Studio all’accademia di
Belle Arti di Torno dove mi sono persuasa che l’uomo ha necessariamente bisogno
delle immagini ogni qualvolta parla di vita interiore, la cui caratteristica è
di mostrarsi attraverso il linguaggio, attraverso l’uso di metafore che, come
scrive Hannah Arendt, “sono palesemente desunte da dati ed esperienze
corporei”. I concetti sono così trasferiti (metapherein,
trans-portati) alla giurisdizione dei sensi, al fine di rendere tangibili tali
idee che altrimenti rimarrebbero astratte. E’ come se la conoscenza effettiva
derivasse da questo segno, dall’immagine, che lascia una testimonianza
effettiva, concreta, del nostro essere al mondo. Ma all’origine di questo
bisogno che cosa c’è? Non c’è l’Io lacerato allo specchio? Per conoscere noi
stessi non ci guardiamo, forse, allo specchio o negli occhi degli altri? Non
veniamo a contatto “con noi” attraverso “l’immagine di noi”? E allora, noi
siamo profondamente legati all’immagine, la cui forza sostituisce la realtà stessa.

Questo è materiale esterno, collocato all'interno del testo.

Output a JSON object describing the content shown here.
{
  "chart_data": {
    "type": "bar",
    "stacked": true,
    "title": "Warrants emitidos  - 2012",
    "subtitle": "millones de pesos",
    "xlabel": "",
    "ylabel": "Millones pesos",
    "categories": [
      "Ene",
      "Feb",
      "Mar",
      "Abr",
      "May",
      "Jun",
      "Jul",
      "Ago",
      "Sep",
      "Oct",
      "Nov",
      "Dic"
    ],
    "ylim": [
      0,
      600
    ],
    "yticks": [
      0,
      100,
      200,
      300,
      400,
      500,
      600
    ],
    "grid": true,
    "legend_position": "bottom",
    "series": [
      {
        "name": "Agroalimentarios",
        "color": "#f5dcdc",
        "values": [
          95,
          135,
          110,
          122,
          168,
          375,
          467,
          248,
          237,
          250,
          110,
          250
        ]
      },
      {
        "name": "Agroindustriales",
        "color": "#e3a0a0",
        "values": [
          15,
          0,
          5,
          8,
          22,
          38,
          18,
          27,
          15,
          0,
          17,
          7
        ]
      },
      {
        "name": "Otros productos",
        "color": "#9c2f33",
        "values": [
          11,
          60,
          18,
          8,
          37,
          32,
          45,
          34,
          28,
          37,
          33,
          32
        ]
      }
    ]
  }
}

Cosa ne pensa? Maria Elena Marchetti marchetti.mariaelena@gmail.com
La sua lettera mi costringe a entrare
in un campo, la filosofia, da cui la maggior parte delle persone si tiene
lontana, incoraggiata anche dalla proposta, avanzata qualche mese fa, di
abolirla dagli insegnamenti liceali, come peraltro è già accaduto nella maggior
parte dei paesi europei, come se addestrarsi al pensiero e al senso critico
fosse un pericolo da cui è bene tenersi lontani. In realtà è alla filosofia che
l’Occidente deve il suo tratto costitutivo, a partire da Platone che ci ha
insegnato pensare servendoci di idee e concetti e non delle cose sensibili.
L’effetto fu che noi occidentali con il concetto di albero nominiamo tutti gli
alberi sulla terra, mentre la mentalità orientale, che non è il contrapposto
della mentalità occidentale ma la sua preistoria, è rimasta ancorata alle cose
sensibili, e fin quando non è a sua volta pervenuta all’astrazione concettuale,
non diceva “l’albero” nominando con una parola tutti gli alberi della terra per
diversi che fossero, ma “questo albero della vita e della morte”, “questo
albero della luce e delle tenebre”. Come fanno i bambini che, prima di arrivare
ai concetti, conoscono il mondo maneggiando le cose concrete e successivamente
le loro immagini. (..). Quindi è la filosofia ad averci allontanato dai corpi,
dalle sensazioni, dalle cose colte nella loro singolarità e concretezza. In un
certo senso sì. Ma non dalle immagini, anche se così ritiene la psicologia,
seconda la quale i filosofi sono incapaci di pensare per immagini come invece
vuole la nostra psiche, i cui percorsi, a partire dai sogni diurni e notturni,
seguono la via dell’immaginazione. Per convincersi delle sue idee, che non sono
così distanti dalle mie, le consiglio di leggere I segni dell’anima (Laterza)
del filosofo Carlo Sini, secondo il quale l’immagine non ha un’origine psichica
ma filosofica. Infatti, a differenza degli psicologi che considerano
l’immaginazione un arricchimento della realtà, i filosofi sono abituati a
pensare in assenza e, l’assenza dell’oggetto è il tratto peculiare
dell’immagine che lavora senza realtà e, così lavorando, la presenta in
assenza. Per questo è possibile dire che l’assenza è il luogo della parola. Noi
siamo al monto tra la presenza delle cose e la loro assenza, e non potremmo né
vivere, né pensare, né parlare se, in assenza delle cose, non potessimo
evocarle in immagine. Detto questo, aboliamo pure la filosofia dalle scuole,
così capiremo sempre meno il nostro modo di essere al mondo.